Jedoch ein Appell kann nur einen Impuls geben, der dann wieder von jemandem aufgenommen wird und dadurch weiter wirkt, so lange, bis durch das Bewusstsein der Zündfunke für eine neue Idee kommt. Die Intuition wird auch aus dieser "göttlichen" Quelle gespeist, sie ist die direkteste Verbindung dorthin.
Theoretisieren geht nur mit den Erfahrungen, die früher schon gemacht wurden. Da ist der Verstand, der "datenverarbeitende" Teil unserer Natur ist, zuständig. Das Erkennen von Zusammenhängen funktioniert nur im Nachhinein. Die GEfühle, die hier noch gar nicht ins Spiel gekommen sind, sind die Wegweiser des Individuums zu den für uns wichtigen Themen, aus denen wir Erkenntnisse gewinnen können.

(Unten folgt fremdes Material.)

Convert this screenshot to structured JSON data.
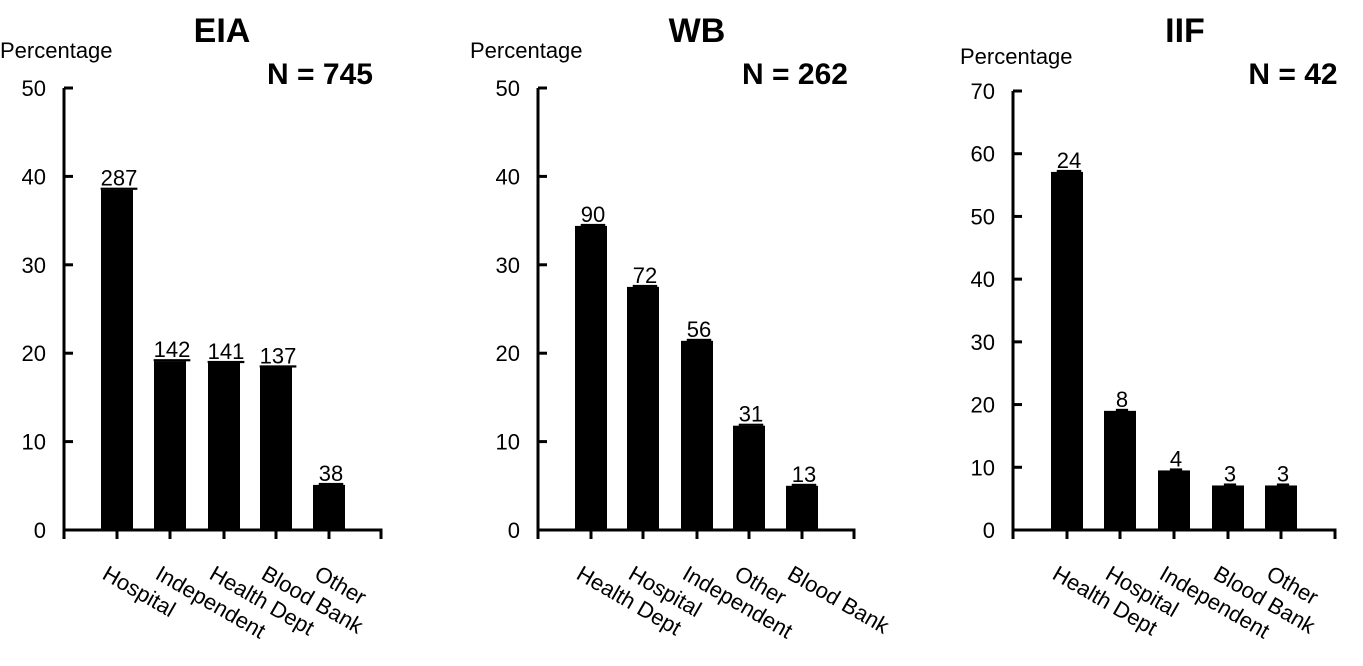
{
  "chart_data": [
    {
      "type": "bar",
      "title": "EIA",
      "n_label": "N = 745",
      "ylabel": "Percentage",
      "xlabel": "",
      "ylim": [
        0,
        50
      ],
      "yticks": [
        0,
        10,
        20,
        30,
        40,
        50
      ],
      "categories": [
        "Hospital",
        "Independent",
        "Health Dept",
        "Blood Bank",
        "Other"
      ],
      "values": [
        38.5,
        19.1,
        18.9,
        18.4,
        5.1
      ],
      "data_labels": [
        "287",
        "142",
        "141",
        "137",
        "38"
      ],
      "grid": false,
      "legend": "none"
    },
    {
      "type": "bar",
      "title": "WB",
      "n_label": "N = 262",
      "ylabel": "Percentage",
      "xlabel": "",
      "ylim": [
        0,
        50
      ],
      "yticks": [
        0,
        10,
        20,
        30,
        40,
        50
      ],
      "categories": [
        "Health Dept",
        "Hospital",
        "Independent",
        "Other",
        "Blood Bank"
      ],
      "values": [
        34.4,
        27.5,
        21.4,
        11.8,
        5.0
      ],
      "data_labels": [
        "90",
        "72",
        "56",
        "31",
        "13"
      ],
      "grid": false,
      "legend": "none"
    },
    {
      "type": "bar",
      "title": "IIF",
      "n_label": "N = 42",
      "ylabel": "Percentage",
      "xlabel": "",
      "ylim": [
        0,
        70
      ],
      "yticks": [
        0,
        10,
        20,
        30,
        40,
        50,
        60,
        70
      ],
      "categories": [
        "Health Dept",
        "Hospital",
        "Independent",
        "Blood Bank",
        "Other"
      ],
      "values": [
        57.1,
        19.0,
        9.5,
        7.1,
        7.1
      ],
      "data_labels": [
        "24",
        "8",
        "4",
        "3",
        "3"
      ],
      "grid": false,
      "legend": "none"
    }
  ]
}
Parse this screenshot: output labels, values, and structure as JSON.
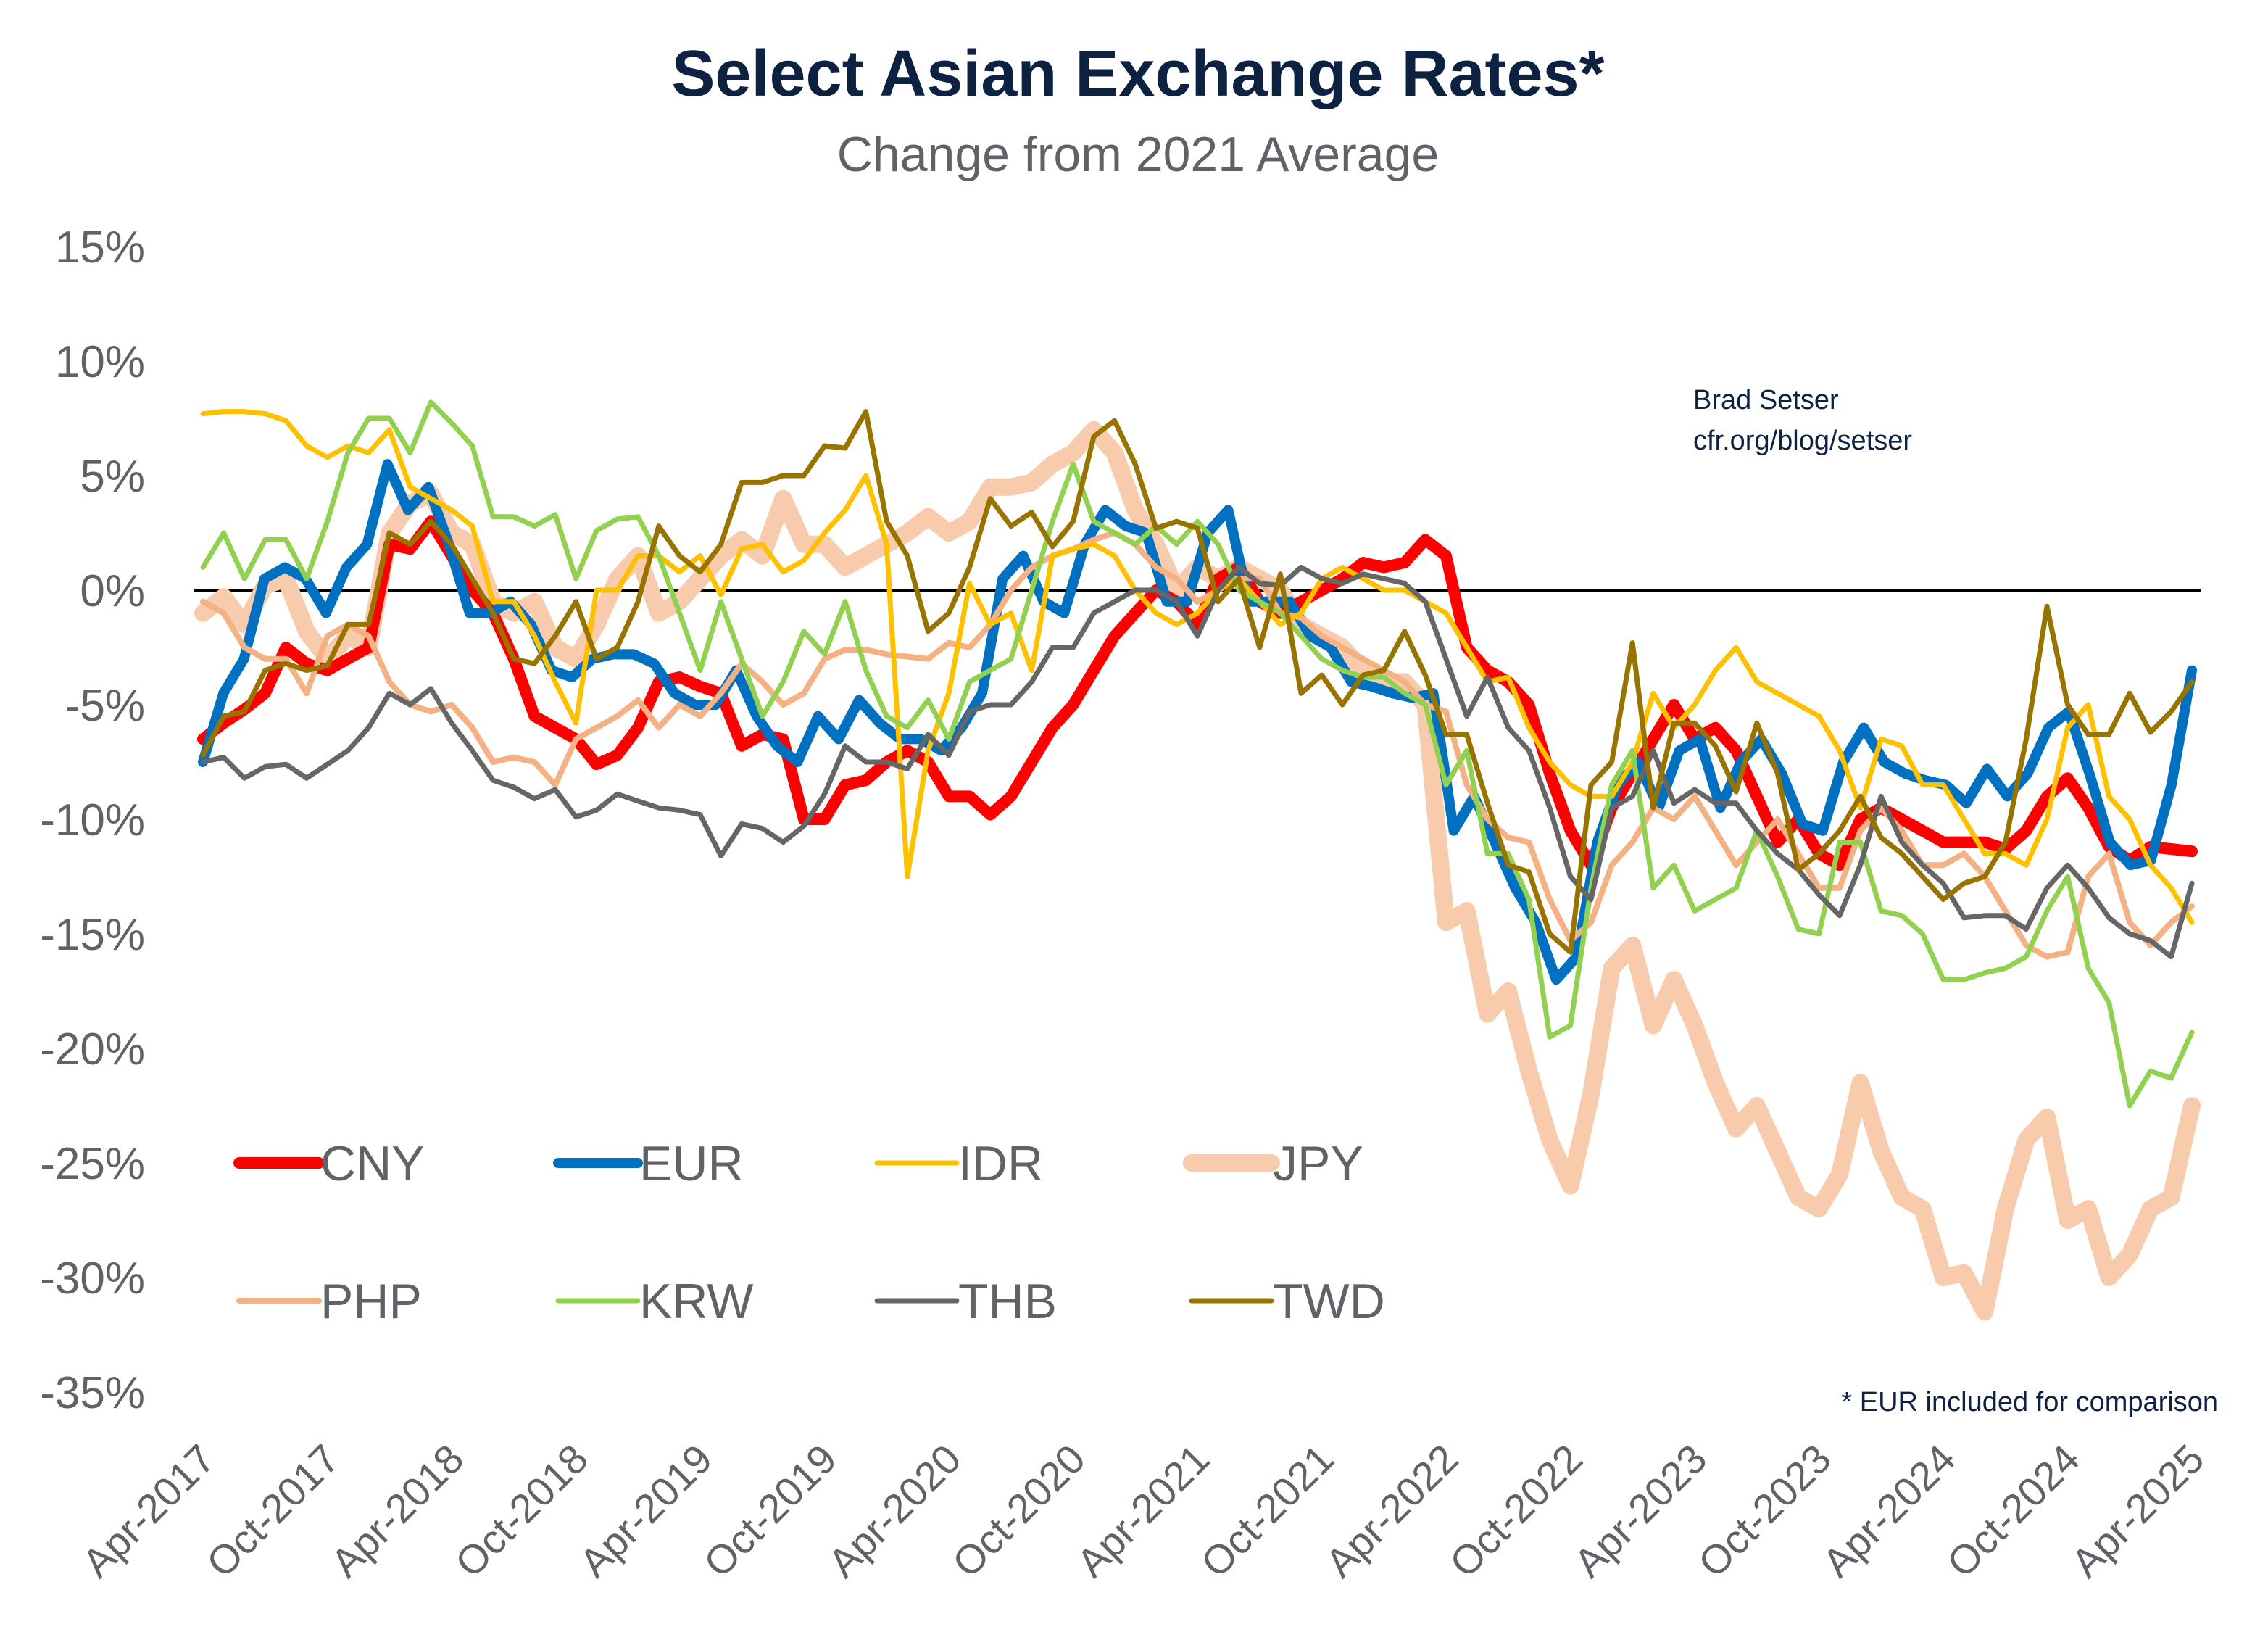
{
  "chart_data": {
    "type": "line",
    "title": "Select Asian Exchange Rates*",
    "subtitle": "Change from 2021 Average",
    "ylabel": "",
    "xlabel": "",
    "ylim": [
      -35,
      15
    ],
    "yticks": [
      "15%",
      "10%",
      "5%",
      "0%",
      "-5%",
      "-10%",
      "-15%",
      "-20%",
      "-25%",
      "-30%",
      "-35%"
    ],
    "ytick_values": [
      15,
      10,
      5,
      0,
      -5,
      -10,
      -15,
      -20,
      -25,
      -30,
      -35
    ],
    "xticks": [
      "Apr-2017",
      "Oct-2017",
      "Apr-2018",
      "Oct-2018",
      "Apr-2019",
      "Oct-2019",
      "Apr-2020",
      "Oct-2020",
      "Apr-2021",
      "Oct-2021",
      "Apr-2022",
      "Oct-2022",
      "Apr-2023",
      "Oct-2023",
      "Apr-2024",
      "Oct-2024",
      "Apr-2025"
    ],
    "x_range": [
      "Apr-2017",
      "Apr-2025"
    ],
    "frequency": "monthly",
    "grid": false,
    "zero_line": true,
    "legend_placement": "bottom-left",
    "annotation": [
      "Brad Setser",
      "cfr.org/blog/setser"
    ],
    "footnote": "* EUR included for comparison",
    "series": [
      {
        "name": "JPY",
        "color": "#f7cbac",
        "values": [
          -1,
          -0.3,
          -1.5,
          0.2,
          0.5,
          -1.8,
          -3,
          -2,
          -2.5,
          2.5,
          3.8,
          4.2,
          2.5,
          2,
          -0.5,
          -1,
          -0.5,
          -2.5,
          -3,
          -1.5,
          0.5,
          1.5,
          -1,
          -0.5,
          0.5,
          1.5,
          2.2,
          1.5,
          4,
          2,
          2,
          1,
          1.5,
          2,
          2.5,
          3.2,
          2.5,
          3,
          4.5,
          4.5,
          4.7,
          5.5,
          6,
          7,
          6,
          3.5,
          2,
          0,
          1,
          0.5,
          1,
          0.5,
          0,
          -1.5,
          -2,
          -2.5,
          -3.5,
          -4,
          -4,
          -5,
          -14.5,
          -14,
          -18.5,
          -17.5,
          -21,
          -24,
          -26,
          -22,
          -16.5,
          -15.5,
          -19,
          -17,
          -19,
          -21.5,
          -23.5,
          -22.5,
          -24.5,
          -26.5,
          -27,
          -25.5,
          -21.5,
          -24.5,
          -26.5,
          -27,
          -30,
          -29.8,
          -31.5,
          -27,
          -24,
          -23,
          -27.5,
          -27,
          -30,
          -29,
          -27,
          -26.5,
          -22.5
        ]
      },
      {
        "name": "CNY",
        "color": "#ff0000",
        "values": [
          -6.5,
          -5.8,
          -5.2,
          -4.5,
          -2.5,
          -3.2,
          -3.5,
          -3,
          -2.5,
          2,
          1.8,
          3,
          1.5,
          0,
          -1,
          -3,
          -5.5,
          -6,
          -6.5,
          -7.6,
          -7.2,
          -6,
          -4,
          -3.8,
          -4.2,
          -4.5,
          -6.8,
          -6.3,
          -6.5,
          -10,
          -10,
          -8.5,
          -8.3,
          -7.5,
          -7,
          -7.5,
          -9,
          -9,
          -9.8,
          -9,
          -7.5,
          -6,
          -5,
          -3.5,
          -2,
          -1,
          0,
          -0.5,
          -1.5,
          0.5,
          1,
          -0.5,
          -1,
          -0.5,
          0,
          0.5,
          1.2,
          1,
          1.2,
          2.2,
          1.5,
          -2.5,
          -3.5,
          -4,
          -5,
          -8,
          -10.5,
          -12,
          -9.5,
          -8,
          -6.5,
          -5,
          -6.5,
          -6,
          -7,
          -9,
          -11,
          -10,
          -11.5,
          -12,
          -10,
          -9.5,
          -10,
          -10.5,
          -11,
          -11,
          -11,
          -11.3,
          -10.5,
          -9,
          -8.2,
          -9.5,
          -11.2,
          -11.8,
          -11.2,
          -11.3,
          -11.4
        ]
      },
      {
        "name": "EUR",
        "color": "#0070c0",
        "values": [
          -7.5,
          -4.5,
          -3,
          0.5,
          1,
          0.5,
          -1,
          1,
          2,
          5.5,
          3.5,
          4.5,
          2,
          -1,
          -1,
          -0.5,
          -1.5,
          -3.5,
          -3.8,
          -3,
          -2.8,
          -2.8,
          -3.2,
          -4.5,
          -5,
          -5,
          -3.5,
          -5.5,
          -6.8,
          -7.5,
          -5.5,
          -6.5,
          -4.8,
          -5.8,
          -6.5,
          -6.5,
          -7,
          -6,
          -4.5,
          0.5,
          1.5,
          -0.5,
          -1,
          2,
          3.5,
          2.8,
          2.5,
          -0.5,
          -0.5,
          2.5,
          3.5,
          -0.5,
          -0.5,
          -0.5,
          -2,
          -2.5,
          -4,
          -4.2,
          -4.5,
          -4.7,
          -4.5,
          -10.5,
          -9,
          -11,
          -13,
          -14.5,
          -17,
          -16,
          -11,
          -8.5,
          -7.5,
          -9.5,
          -7,
          -6.5,
          -9.5,
          -7.5,
          -6.5,
          -8,
          -10.2,
          -10.5,
          -7.5,
          -6,
          -7.5,
          -8,
          -8.3,
          -8.5,
          -9.3,
          -7.8,
          -9,
          -8,
          -6,
          -5.3,
          -8,
          -11,
          -12,
          -11.8,
          -8.5,
          -3.5
        ]
      },
      {
        "name": "PHP",
        "color": "#f4b183",
        "values": [
          -0.5,
          -1,
          -2.5,
          -3,
          -3,
          -4.5,
          -2,
          -1.5,
          -2,
          -4,
          -5,
          -5.3,
          -5,
          -6,
          -7.5,
          -7.3,
          -7.5,
          -8.5,
          -6.5,
          -6,
          -5.5,
          -4.8,
          -6,
          -5,
          -5.5,
          -4.5,
          -3.2,
          -4,
          -5,
          -4.5,
          -3,
          -2.6,
          -2.6,
          -2.8,
          -2.9,
          -3,
          -2.3,
          -2.5,
          -1.5,
          0,
          1,
          1.5,
          1.8,
          2.2,
          2.5,
          2,
          1,
          0.5,
          -0.5,
          0,
          0.5,
          0.5,
          -1,
          -1.2,
          -2,
          -2.5,
          -3,
          -3.5,
          -4,
          -5,
          -5.3,
          -8.5,
          -10,
          -10.8,
          -11,
          -13.5,
          -15.3,
          -14.5,
          -12,
          -11,
          -9.5,
          -10,
          -9,
          -10.5,
          -12,
          -11,
          -10,
          -11.5,
          -13,
          -13,
          -10.5,
          -9.5,
          -10.5,
          -12,
          -12,
          -11.5,
          -12.5,
          -14,
          -15.5,
          -16,
          -15.8,
          -12.5,
          -11.5,
          -14.5,
          -15.5,
          -14.5,
          -13.8
        ]
      },
      {
        "name": "IDR",
        "color": "#ffc000",
        "values": [
          7.7,
          7.8,
          7.8,
          7.7,
          7.4,
          6.3,
          5.8,
          6.3,
          6,
          7,
          4.5,
          4,
          3.5,
          2.8,
          -0.5,
          -0.5,
          -2,
          -4,
          -5.8,
          0,
          0,
          1.5,
          1.5,
          0.8,
          1.5,
          -0.2,
          1.8,
          2,
          0.8,
          1.3,
          2.5,
          3.5,
          5,
          2,
          -12.5,
          -7,
          -4.5,
          0.3,
          -1.5,
          -1,
          -3.5,
          1.5,
          1.8,
          2,
          1.5,
          0,
          -1,
          -1.5,
          -1,
          0,
          0.5,
          -0.5,
          -1.5,
          -1,
          0.5,
          1,
          0.5,
          0,
          0,
          -0.5,
          -1,
          -2.5,
          -4,
          -3.8,
          -6,
          -7.5,
          -8.5,
          -9,
          -9,
          -7.5,
          -4.5,
          -6,
          -5,
          -3.5,
          -2.5,
          -4,
          -4.5,
          -5,
          -5.5,
          -7,
          -9.5,
          -6.5,
          -6.8,
          -8.5,
          -8.5,
          -10,
          -11.5,
          -11.5,
          -12,
          -10,
          -6,
          -5,
          -9,
          -10,
          -12,
          -13,
          -14.5
        ]
      },
      {
        "name": "KRW",
        "color": "#92d050",
        "values": [
          1,
          2.5,
          0.5,
          2.2,
          2.2,
          0.5,
          3,
          6,
          7.5,
          7.5,
          6,
          8.2,
          7.3,
          6.3,
          3.2,
          3.2,
          2.8,
          3.3,
          0.5,
          2.6,
          3.1,
          3.2,
          1.5,
          -1,
          -3.5,
          -0.5,
          -3,
          -5.5,
          -4,
          -1.8,
          -2.8,
          -0.5,
          -3.5,
          -5.5,
          -6,
          -4.8,
          -6.5,
          -4,
          -3.5,
          -3,
          0,
          3,
          5.5,
          3,
          2.5,
          2,
          2.8,
          2,
          3,
          2,
          0,
          -0.5,
          -1,
          -2,
          -3,
          -3.5,
          -3.8,
          -3.8,
          -4.5,
          -5,
          -8.5,
          -7,
          -11.5,
          -11.5,
          -13.5,
          -19.5,
          -19,
          -13,
          -8.5,
          -7,
          -13,
          -12,
          -14,
          -13.5,
          -13,
          -10.5,
          -12.5,
          -14.8,
          -15,
          -11,
          -11,
          -14,
          -14.2,
          -15,
          -17,
          -17,
          -16.7,
          -16.5,
          -16,
          -14,
          -12.5,
          -16.5,
          -18,
          -22.5,
          -21,
          -21.3,
          -19.3
        ]
      },
      {
        "name": "THB",
        "color": "#666666",
        "values": [
          -7.5,
          -7.3,
          -8.2,
          -7.7,
          -7.6,
          -8.2,
          -7.6,
          -7,
          -6,
          -4.5,
          -5,
          -4.3,
          -5.8,
          -7,
          -8.3,
          -8.6,
          -9.1,
          -8.7,
          -9.9,
          -9.6,
          -8.9,
          -9.2,
          -9.5,
          -9.6,
          -9.8,
          -11.6,
          -10.2,
          -10.4,
          -11,
          -10.3,
          -8.9,
          -6.8,
          -7.5,
          -7.5,
          -7.8,
          -6.3,
          -7.2,
          -5.3,
          -5,
          -5,
          -4,
          -2.5,
          -2.5,
          -1,
          -0.5,
          0,
          0,
          -0.5,
          -2,
          0,
          1,
          0.3,
          0.2,
          1,
          0.5,
          0.3,
          0.7,
          0.5,
          0.3,
          -0.5,
          -3,
          -5.5,
          -3.8,
          -6,
          -7,
          -9.5,
          -12.5,
          -13.5,
          -9.5,
          -9,
          -7,
          -9.3,
          -8.7,
          -9.3,
          -9.3,
          -10.5,
          -11.5,
          -12.2,
          -13.3,
          -14.2,
          -12,
          -9,
          -11,
          -12,
          -12.8,
          -14.3,
          -14.2,
          -14.2,
          -14.8,
          -13,
          -12,
          -13,
          -14.3,
          -15,
          -15.3,
          -16,
          -12.8
        ]
      },
      {
        "name": "TWD",
        "color": "#997300",
        "values": [
          -7.2,
          -5.5,
          -5.3,
          -3.5,
          -3.2,
          -3.5,
          -3.3,
          -1.5,
          -1.5,
          2.5,
          2,
          3,
          2,
          0.5,
          -1,
          -3,
          -3.2,
          -2,
          -0.5,
          -3,
          -2.5,
          -0.5,
          2.8,
          1.5,
          0.8,
          2,
          4.7,
          4.7,
          5,
          5,
          6.3,
          6.2,
          7.8,
          3,
          1.5,
          -1.8,
          -1,
          1,
          4,
          2.8,
          3.4,
          1.9,
          3,
          6.7,
          7.4,
          5.5,
          2.7,
          3,
          2.7,
          -0.5,
          0.5,
          -2.5,
          0.7,
          -4.5,
          -3.7,
          -5,
          -3.7,
          -3.5,
          -1.8,
          -3.7,
          -6.3,
          -6.3,
          -9.3,
          -12,
          -12.3,
          -15,
          -15.8,
          -8.5,
          -7.5,
          -2.3,
          -9.5,
          -5.8,
          -5.8,
          -6.8,
          -8.8,
          -5.8,
          -8,
          -12.2,
          -11.5,
          -10.5,
          -9,
          -10.8,
          -11.5,
          -12.5,
          -13.5,
          -12.8,
          -12.5,
          -11,
          -6.5,
          -0.7,
          -5,
          -6.3,
          -6.3,
          -4.5,
          -6.2,
          -5.3,
          -4
        ]
      }
    ],
    "legend": [
      {
        "name": "CNY",
        "color": "#ff0000"
      },
      {
        "name": "EUR",
        "color": "#0070c0"
      },
      {
        "name": "IDR",
        "color": "#ffc000"
      },
      {
        "name": "JPY",
        "color": "#f7cbac"
      },
      {
        "name": "PHP",
        "color": "#f4b183"
      },
      {
        "name": "KRW",
        "color": "#92d050"
      },
      {
        "name": "THB",
        "color": "#666666"
      },
      {
        "name": "TWD",
        "color": "#997300"
      }
    ]
  }
}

P.S: Falls man mir Widerspruch unterstellt, weil ich einerseits die Trennung von Mensch und Natur negiere und dann doch eine allgemeine Trennung propagiere: Als Kathegorie gehört der Mensch zur Natur; und sein Verhalten, seine Entwicklung bettet sich (im Sinne von Evolution usw.) in natürliche Prinzipien ein. Der Mensch als Individuum ist isoliert. Sein Denken ist für die Umwelt unzugänglich, Kommunikation kein vollwertiger Ersatz. So sagt es die Theorie und wenn man ehrlich ist, auch oft die Praxis.
Weil sich der Mensch als Individuum wahrnimmt, sieht er sich getrennt. So sind wir wieder da, wo wir zu Beginn ausgegangen sind. Hier schließt sich der Kreis. Doch die Erkenntnis ist, dass der Mensch nicht entweder getrennt oder nicht getrennt ist, er ist sowohl getrennt als auch verbunden, so wie er gut und böse ist, so wie er hilflos und mächtig ist.
Durch seine Fähigkeit der Erkenntnis und durch die Verbindung seines Bewusstseins mit dem SEIN, kann er alles in sich integrieren. Er IST das alles, aber er muss es als Trennung wahrnehmen, um es erkennen zu können. In vielen Diskussionen, auch in diesem Forum, kommt diese Erkenntnis zur Sprache, die einzelnen Teil-Erkenntnisse müssen nur wieder zusammengeführt werden, dann wird es klar.
Ziemlich kompliziert zu erklären, ich hoffe es kommt rüber, was ich meine.